Philip Morris International has clawed back 1.2% on the week to close at $180.91, reversing much of the weakness flagged in last week's note — but options positioning suggests investors are not yet ready to drop their guard ahead of the July 22 Q2 print.
The options market tells the more interesting story this week. Puts continue to dominate call volumes at a ratio of 1.13, almost exactly in line with PM's elevated 20-day average of 1.13 and near the 52-week high of 1.16. The z-score of just 0.22 signals the skew hasn't worsened, but the baseline itself is defensive — PM's floor-level PCR is well above where most large-cap consumer staples trade. That persistent put-heaviness reflects how the market has been running into each recent earnings event: cautious, with hedges in place rather than outright short bets.
Short interest is genuinely low and the borrow market is extraordinarily loose, making it a poor vehicle for bearish expression. SI stands at 1.1% of free float — essentially unchanged on the week after a brief mid-week spike to 1.23% that quickly faded. Borrow costs are running at just 0.43%, down roughly 16% on the week from a modest intramonth peak. Availability is effectively unlimited at over 9,600%, the highest level in the 30-day window, meaning the lending pool has more than 95 shares available for every one currently borrowed. Shorts are not rebuilding after the April earnings pop, and the borrow market offers no squeeze angle whatsoever.
The Street remains broadly bullish, though not without nuance. Morgan Stanley raised its target to $200 on June 3 while keeping its Overweight rating — the most recent bellwether move on the name. That target now sits 10.5% above Tuesday's close of $180.91, consistent with the consensus mean of around $194. Bulls point to IQOS and Zyn volume momentum and the Swedish Match portfolio as the structural growth drivers for 2026 and beyond. Bears counter that the organic revenue growth corridor of 5-7% trails prior targets, combustible volumes keep declining, and Japan's impending IQOS excise increase adds a near-term pricing headwind. The EV/EBITDA at 16.4x has compressed modestly over the past 30 days, and the forward PE at 20.4x has eased by roughly 1.4 turns over the same period — a mild re-rating that brings PM closer to fair value against its own history. The dividend score ranks in the 97th percentile, still the most compelling single factor for the income-oriented investor base.

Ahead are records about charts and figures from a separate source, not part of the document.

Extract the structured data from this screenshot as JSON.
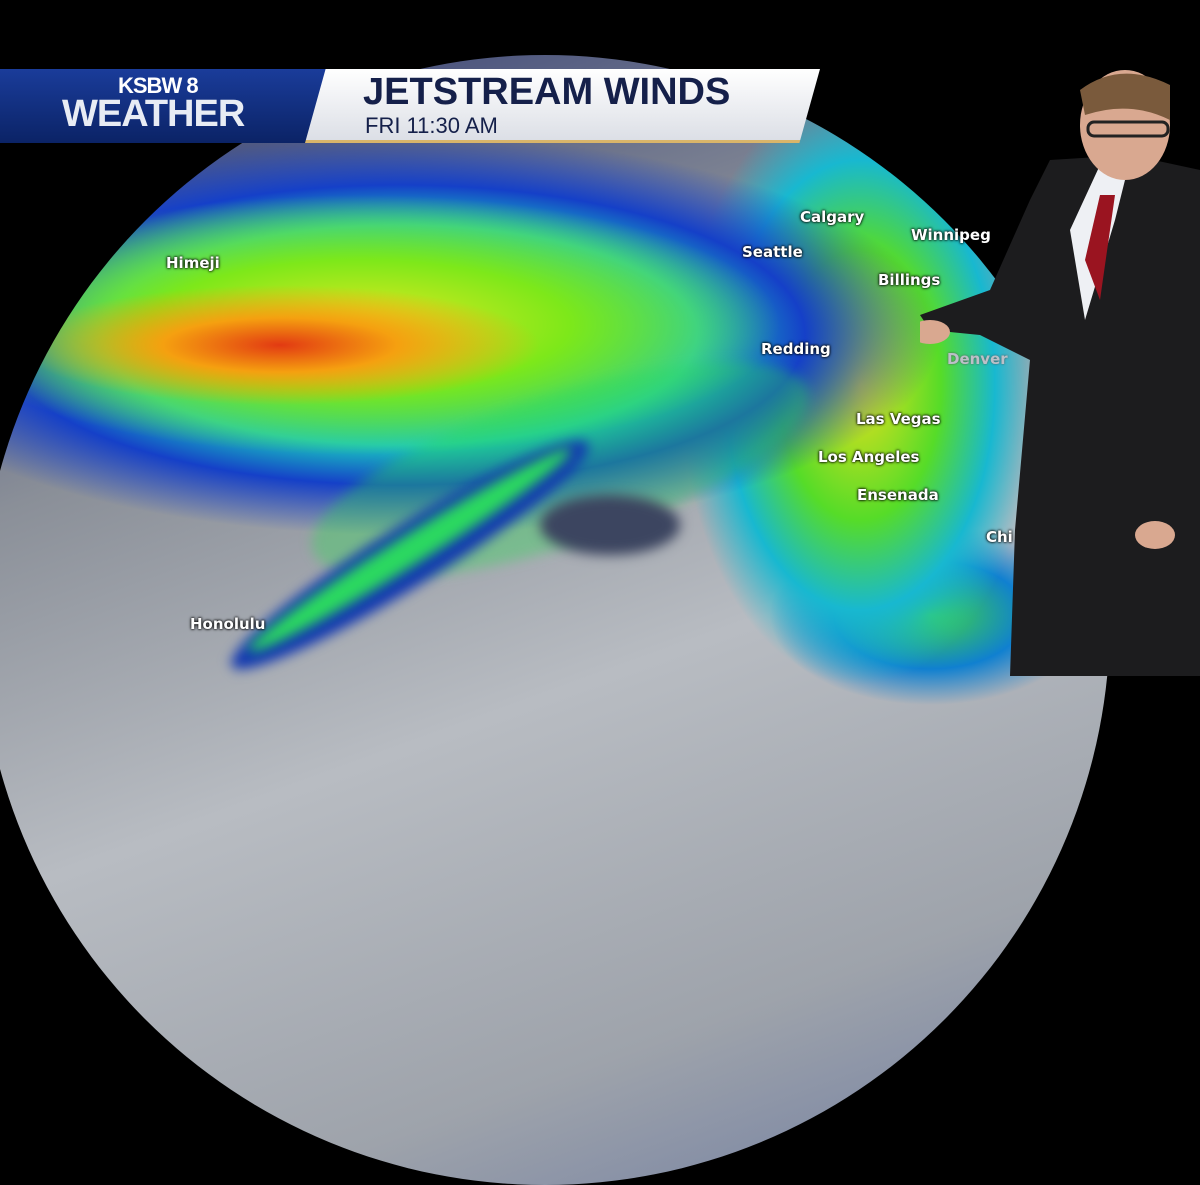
{
  "branding": {
    "station": "KSBW 8",
    "brand": "WEATHER"
  },
  "header": {
    "title": "JETSTREAM WINDS",
    "subtitle": "FRI 11:30 AM"
  },
  "map": {
    "cities": [
      "Himeji",
      "Honolulu",
      "Calgary",
      "Winnipeg",
      "Seattle",
      "Billings",
      "Redding",
      "Denver",
      "Las Vegas",
      "Los Angeles",
      "Ensenada",
      "Chi"
    ],
    "colors": {
      "strongest": "#e23a12",
      "strong": "#f5a010",
      "moderate": "#e8e820",
      "light": "#27d84a",
      "edge": "#1540c8",
      "calm": "#b8bcc2"
    }
  }
}
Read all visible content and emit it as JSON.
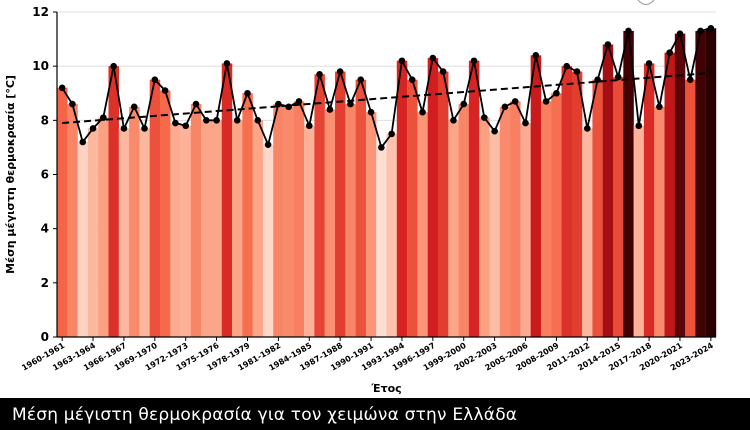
{
  "footer": {
    "title": "Μέση μέγιστη θερμοκρασία για τον χειμώνα στην Ελλάδα"
  },
  "chart_data": {
    "type": "bar",
    "title": "Μέση μέγιστη θερμοκρασία για τον χειμώνα στην Ελλάδα",
    "xlabel": "Έτος",
    "ylabel": "Μέση μέγιστη θερμοκρασία [°C]",
    "ylim": [
      0,
      12
    ],
    "yticks": [
      0,
      2,
      4,
      6,
      8,
      10,
      12
    ],
    "grid": "horizontal",
    "tick_labels": [
      "1960-1961",
      "1963-1964",
      "1966-1967",
      "1969-1970",
      "1972-1973",
      "1975-1976",
      "1978-1979",
      "1981-1982",
      "1984-1985",
      "1987-1988",
      "1990-1991",
      "1993-1994",
      "1996-1997",
      "1999-2000",
      "2002-2003",
      "2005-2006",
      "2008-2009",
      "2011-2012",
      "2014-2015",
      "2017-2018",
      "2020-2021",
      "2023-2024"
    ],
    "start_year": 1960,
    "values": [
      9.2,
      8.6,
      7.2,
      7.7,
      8.1,
      10.0,
      7.7,
      8.5,
      7.7,
      9.5,
      9.1,
      7.9,
      7.8,
      8.6,
      8.0,
      8.0,
      10.1,
      8.0,
      9.0,
      8.0,
      7.1,
      8.6,
      8.5,
      8.7,
      7.8,
      9.7,
      8.4,
      9.8,
      8.6,
      9.5,
      8.3,
      7.0,
      7.5,
      10.2,
      9.5,
      8.3,
      10.3,
      9.8,
      8.0,
      8.6,
      10.2,
      8.1,
      7.6,
      8.5,
      8.7,
      7.9,
      10.4,
      8.7,
      9.0,
      10.0,
      9.8,
      7.7,
      9.5,
      10.8,
      9.6,
      11.3,
      7.8,
      10.1,
      8.5,
      10.5,
      11.2,
      9.5,
      11.3,
      11.4
    ],
    "trend": {
      "start": 7.9,
      "end": 9.75,
      "style": "dashed",
      "color": "#000000"
    },
    "line_series": {
      "color": "#000000",
      "markers": true
    },
    "colors": {
      "bar_scale_light": "#fcd9c8",
      "bar_scale_dark": "#250000",
      "grid": "#d9d9d9",
      "footer_bg": "#000000",
      "footer_text": "#ffffff"
    }
  }
}
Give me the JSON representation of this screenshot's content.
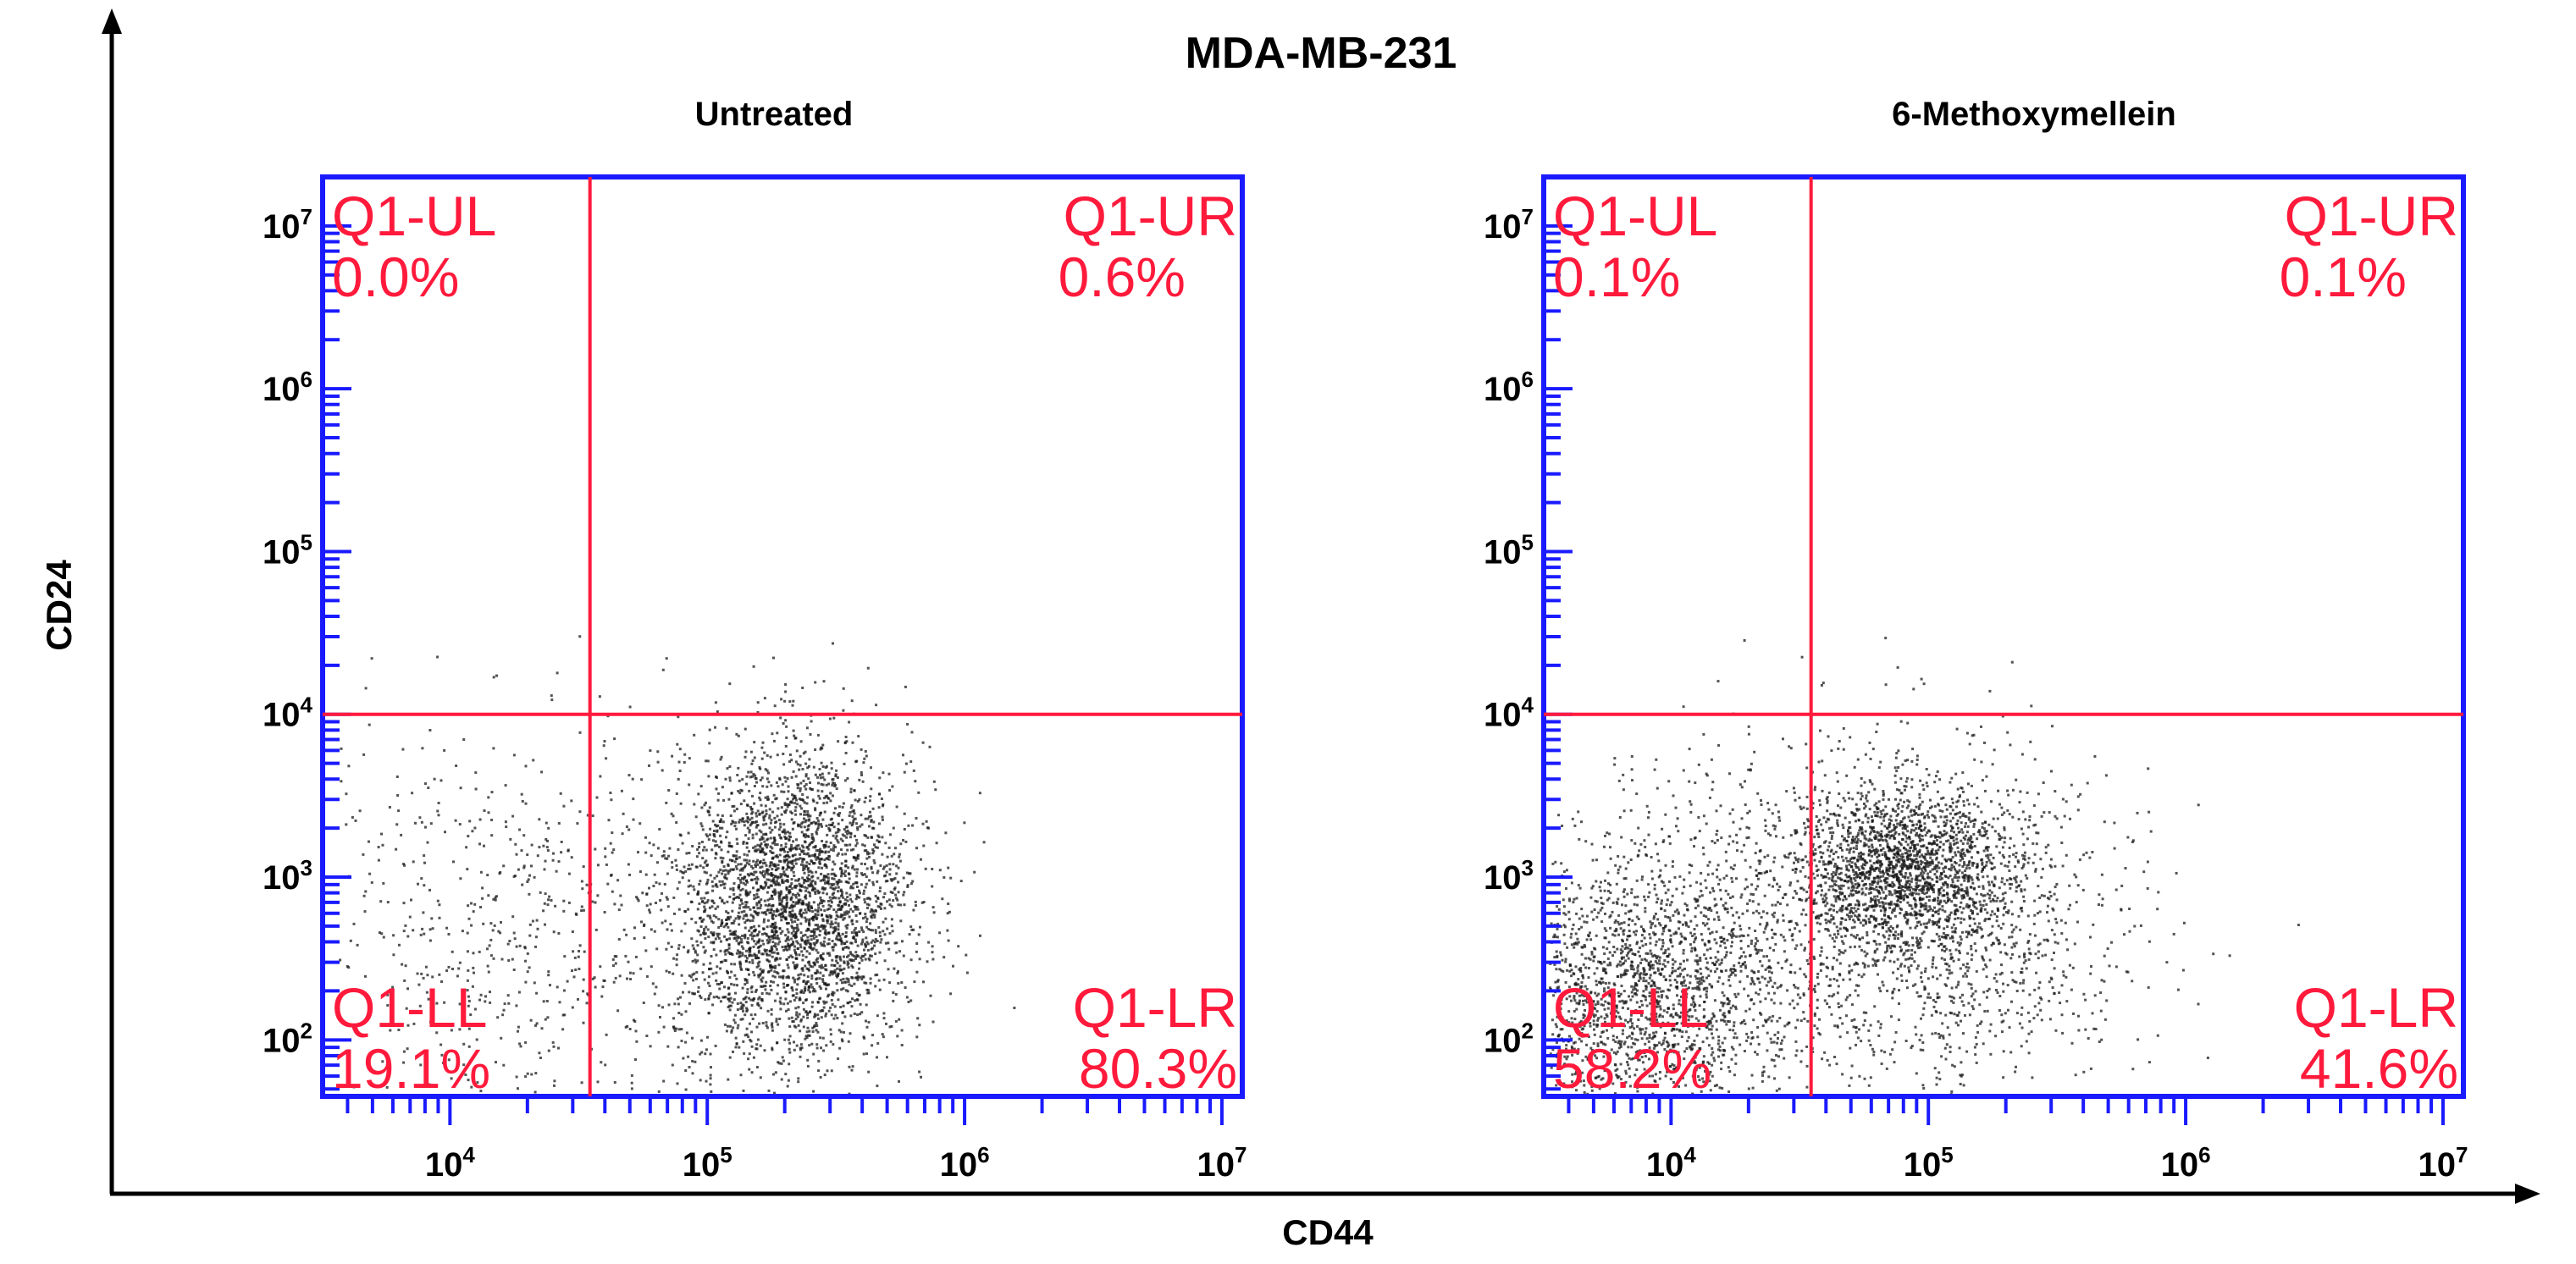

The earnings history sharpens the focus. The last Q2-equivalent print in April 2026 produced a 10.4% single-day gain and a 6.2% five-day follow-through — a notably strong reaction that the current subdued options positioning does not fully price for a repeat. The May event was quieter at under 1% on the day, though the five-day move reached nearly 11%. PM's post-earnings behaviour has been asymmetric: the big moves have been to the upside, and bears have not been rewarded by sitting in puts through the prints. The question heading into July 22 is whether IQOS and Zyn volume data confirm the re-acceleration story or hand ammunition to the bears via another combustible volume miss.
Among peers, MO gained just 0.5% on the week and BATS added 2.0%, while TPB outpaced the group with nearly 5.8% — the tobacco complex broadly drifted higher. PM's modest 1.2% week aligns it with the sector's cautious drift rather than any idiosyncratic re-rating. With the ORTEX short score easing slightly to 32.2 from 33.3 last week, the data picture is one of gently receding short pressure rather than any build — positioning looks comfortably long-biased rather than conflicted, and the next meaningful test arrives July 22.